Filed under: Anarchist Movement, Gentrification, Mexico
The anarchist squat in Mexico state, Casa Naranja, has been forced to close its doors and abandon its space. This communique comes from the compas of Casa Naranja as they reflect on the history and future of the space, and the more general absurdity of private property.
In capitalism, property is one of the principal pillars that sustains the ruling class. Historically it has executed the greatest injustices, like the massive dispossession of people, genocide, the annihilation of wildlife, the assassination and incarceration of militants. However, what we consider to be the most dangerous, is that property has been fixed into our minds, making us believe that we can own the land as property, and that obtaining a physical space for the development of life will depend on the monetary capacity of each individual. It is here where the irony becomes the absurd, paying for what was originally taken from us. Accepting and naturalizing this concept of property, we have been converted into agents that reproduce the same vileness on a smaller scale. We believe that we are free to possess everything that has a price and also everything that doesn’t, running through everything to fulfill our desire for possession. Thus, we see the need for sabotage and expropriation, the defense of natural resources, the recuperation of property for recreation and collective development.
July 26th, 2019, marks the end of the political process of the Casa Naranja squat. With this, we protest with great pain that we have been overcome by bureaucracy and the alliance of “property owners” with the state. We want to say that the squat for us was always a tool and not an end of the anti-authoritarian and anti-capitalist struggle. We know the characteristics of these spaces, their ephemerality, their illegality. However, we know the transformation will continue due to the mobility of the beings that lived there.
We have rejected a legal process to determine who are the owners or who could be the owners, just as we have avoided their proposal to fight putting our lives on the line.
With the same intensity that this hits us, we walk with smiles on our faces because we have not collected physical belongings, but rather teachings, friendships, networks and affection.
These lines are not meant to make ourselves out as victims, to demand justice, nor to create the heroic idea of Casa Naranja. We recognize the political, theoretical and practical contradictions, as well as the violence that we exercised in certain moments toward comrades. It is necessary to mention that we do not intend to redeem ourselves nor will we hold on to Christian guilt. We furthermore will not try to hide some of the vile deeds of people that have at times converged at the space.

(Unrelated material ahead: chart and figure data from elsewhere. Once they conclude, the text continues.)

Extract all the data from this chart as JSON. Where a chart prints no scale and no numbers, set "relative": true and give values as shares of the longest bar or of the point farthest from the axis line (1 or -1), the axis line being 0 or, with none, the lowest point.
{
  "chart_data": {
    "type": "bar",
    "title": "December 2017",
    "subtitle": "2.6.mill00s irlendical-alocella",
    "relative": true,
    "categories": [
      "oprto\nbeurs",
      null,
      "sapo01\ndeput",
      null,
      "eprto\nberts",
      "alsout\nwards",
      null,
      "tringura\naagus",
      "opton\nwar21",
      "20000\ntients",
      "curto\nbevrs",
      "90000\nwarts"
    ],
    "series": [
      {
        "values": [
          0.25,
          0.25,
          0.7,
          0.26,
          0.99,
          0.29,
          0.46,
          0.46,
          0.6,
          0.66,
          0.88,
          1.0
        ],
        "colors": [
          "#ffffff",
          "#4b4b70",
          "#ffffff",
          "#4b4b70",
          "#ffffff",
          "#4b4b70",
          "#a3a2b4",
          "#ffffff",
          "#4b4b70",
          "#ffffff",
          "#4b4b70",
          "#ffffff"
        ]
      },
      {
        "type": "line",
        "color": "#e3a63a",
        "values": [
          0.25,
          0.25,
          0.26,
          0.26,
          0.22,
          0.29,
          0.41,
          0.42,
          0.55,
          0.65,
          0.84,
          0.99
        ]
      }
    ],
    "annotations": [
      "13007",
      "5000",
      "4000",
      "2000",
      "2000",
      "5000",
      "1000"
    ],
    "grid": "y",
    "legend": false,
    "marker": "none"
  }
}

The house is one more building within the urban landscape. It came to life as a social center for those that helped liberate it. For thirteen years, it confronted internal and external battles, participated in social struggles and solidarity activities for prisoners, produced libertarian theory and practice, as well as organized meetings and activities. It was a space to connect organizing work being carried out in different latitudes. We use this text to infinitely thank the people that helped the existence of this project. To all those that showed their solidarity in moments of contingency, to those who put their bodies and minds to work to build the space, to all the collectives and individuals throughout the globe that lived there.
Closing this chapter, we encourage and support whatever proposal to carry out sabotage against property, whether it be illegal, anti-capitalist, anti-authoritarian or anarchist.